Sherab Lhamo 

As a large number of professionals exit the system, most offices are grappling with human resource shortage, hampering basic public service delivery in the country.

It is evident in the Royal Civil Service Commission’s (RCSC) announcement of 1,126 vacancies across all sectors, which is an increase of 460 slots compared with 666 vacancies announced last year.

The attrition rate last year increased from 4.82 percent in 2021 to 8.62 percent, and the trend shows that it is only increasing.

The highest attrition rate is observed in the education and health sectors, the two most important sectors in the country.

The Minister for Education and Skills Development JB Rai reportedly said that on average, 83 teachers resigned voluntarily in a month, with 531 teachers leaving the system in the last five months. The vacancies for Postgraduate Diploma in Education (PGDE) increased from 121 slots to 245, while the Bachelor of Education (B.Ed.) increased from 260 to 430 slots within a year.

The slots for other sectors such as administration, finance, and legal also increased from 58 slots to 110 slots.

With an increase of 114 slots, the technical services opened 341 vacancies for 13 new positions in the sector such as urban planner, plant protection officer, engineer, ortho technologist, beautification officer, and aeronautical information services, among others.

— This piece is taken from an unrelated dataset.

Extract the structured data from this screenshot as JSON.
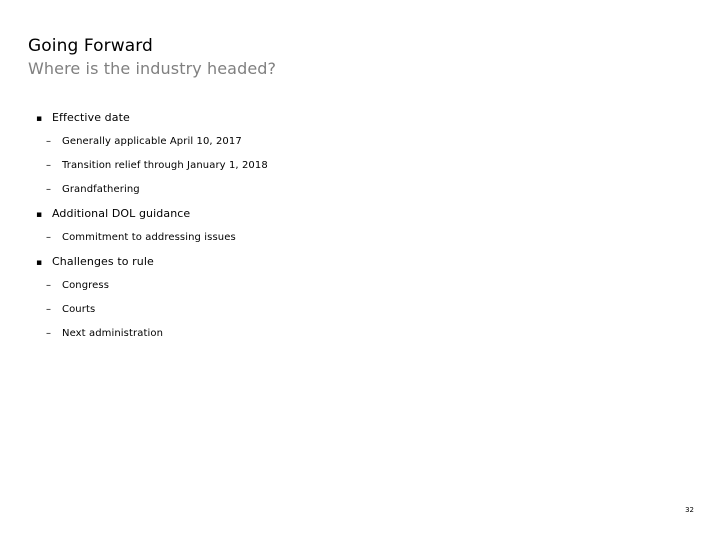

As the attrition rates increased, the work pressure on the remaining officials was reportedly high. Many of them reported suffering from burnout with detrimental impacts on their mental health.

An official in one of the dzongkhags said that as sector heads resigned one after another, she had to shoulder the responsibilities of three officials at once. “There are issues of accountability as we cannot perform all these responsibilities at once. There are lapses and failures for which our system doesn’t have space for.”

The official also tendered her voluntary resignation this month.